Rückblick auf die Freimann Lecture mit Katrin Kogman-Appel
Im November 2024 hielt Prof. Dr. Katrin Kogman-Appel, Professorin für Judaistik an der Universität Münster und Expertin für jüdische Kunst des Mittelalters, die Freimann Lecture of Jewish Cultural History des Seminars für Judaistik, veranstaltet in Kooperation mit dem Forschungszentrum Historische Geisteswissenschaften und „Dynamiken des Religiösen“. Der spannende wie anregende Vortrag widmete sich der mittelalterlichen jüdischen Buchkunst in geteilten Kulturräumen auf der iberischen Halbinsel im 13. und 14. Jahrhundert und zeigte eindrücklich, wie die an verschiedenen Orten Spaniens und Südfrankreichs entstandenen illuminierten hebräischen Bibeln typische Merkmale der islamischen Kunst sowie der gotischen Buchkunst aufweisen und damit ein Zeugnis von den in ihrer jeweiligen Umgebung herrschenden Kulturverflechtungen ablegen. Während der jüngere kulturwissenschaftliche Diskurs solche Phänomene als das Ergebnis transkultureller Verflechtungen interpretiert, verwies Kogman-Appel auf die Bedeutsamkeit physischer Raumkonstellationen in städtischen Nachbarschaften, in denen die Schreiber, Künstler und Auftraggeber lebten, die die Dekorationsschemata der hebräischen Bibeln prägten.

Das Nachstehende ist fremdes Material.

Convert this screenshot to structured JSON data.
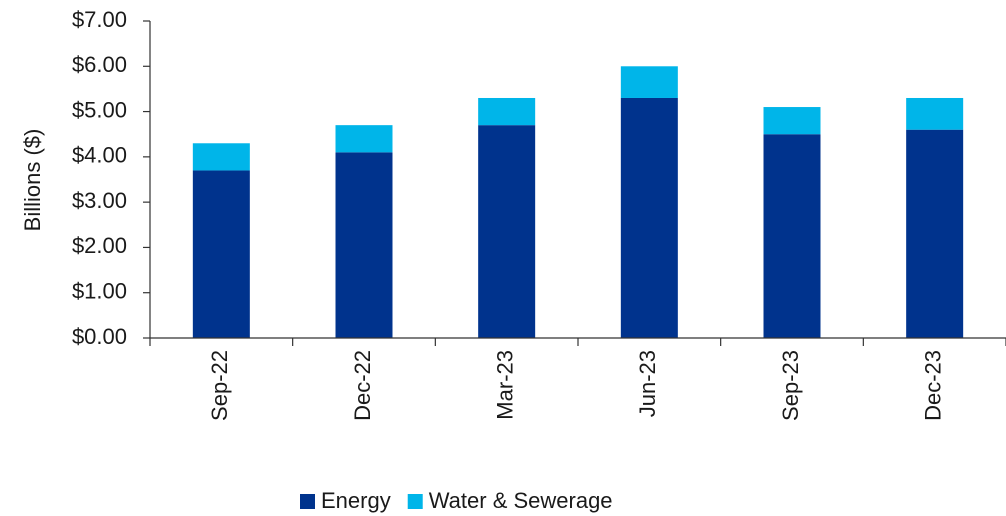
{
  "chart_data": {
    "type": "stacked-bar",
    "y_axis_label": "Billions ($)",
    "categories": [
      "Sep-22",
      "Dec-22",
      "Mar-23",
      "Jun-23",
      "Sep-23",
      "Dec-23"
    ],
    "series": [
      {
        "name": "Energy",
        "color": "#00338d",
        "values": [
          3.7,
          4.1,
          4.7,
          5.3,
          4.5,
          4.6
        ]
      },
      {
        "name": "Water & Sewerage",
        "color": "#00b5e9",
        "values": [
          0.6,
          0.6,
          0.6,
          0.7,
          0.6,
          0.7
        ]
      }
    ],
    "ylim": [
      0,
      7
    ],
    "yticks": [
      {
        "value": 0,
        "label": "$0.00"
      },
      {
        "value": 1,
        "label": "$1.00"
      },
      {
        "value": 2,
        "label": "$2.00"
      },
      {
        "value": 3,
        "label": "$3.00"
      },
      {
        "value": 4,
        "label": "$4.00"
      },
      {
        "value": 5,
        "label": "$5.00"
      },
      {
        "value": 6,
        "label": "$6.00"
      },
      {
        "value": 7,
        "label": "$7.00"
      }
    ],
    "legend": "bottom"
  }
}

Die Freimann Lectures bringen jährlich eine/n international führende/n Wissenschaftler:in der Jüdischen Studien nach Frankfurt, um wechselnde Themen auf dem Forschungsfeld der jüdischen Kulturgeschichte zu diskutieren. Neben Anschlusspunkten für ein interdisziplinäres Universitätspublikum und der Weckung des Interesses für jüdische Themen bei Studierenden bringt die Vortragsreihe aktuelle Forschungsthemen gleichzeitig der interessierten Öffentlichkeit des Rhein-Main-Gebiets nahe. Dieser Bildungsauftrag wurde im vergangenen Jahr neben der Förderung durch die Gesellschaft zur Förderung judaistischer Studien in Frankfurt am Main e. V. erstmals von der Stiftung Polytechnische Gesellschaft unterstützt. Der Vortrag von Katrin Kogman-Appel trug nachhaltig dazu bei, einen breiten Diskurs über jüdische Kultur anzuregen, dessen Inhalte und Methoden nicht nur die wissenschaftliche Erforschung verschiedener religiöser und gesellschaftlicher Gruppierungen in historischer Perspektive befruchten, sondern auch unsere Perspektiven auf gegenwärtige gesellschaftliche, politische und kulturelle Entwicklungen wie zum Beispiel Mehrheits-Minderheits-Beziehungen in nachbarschaftlichen Kontexten schärfen können.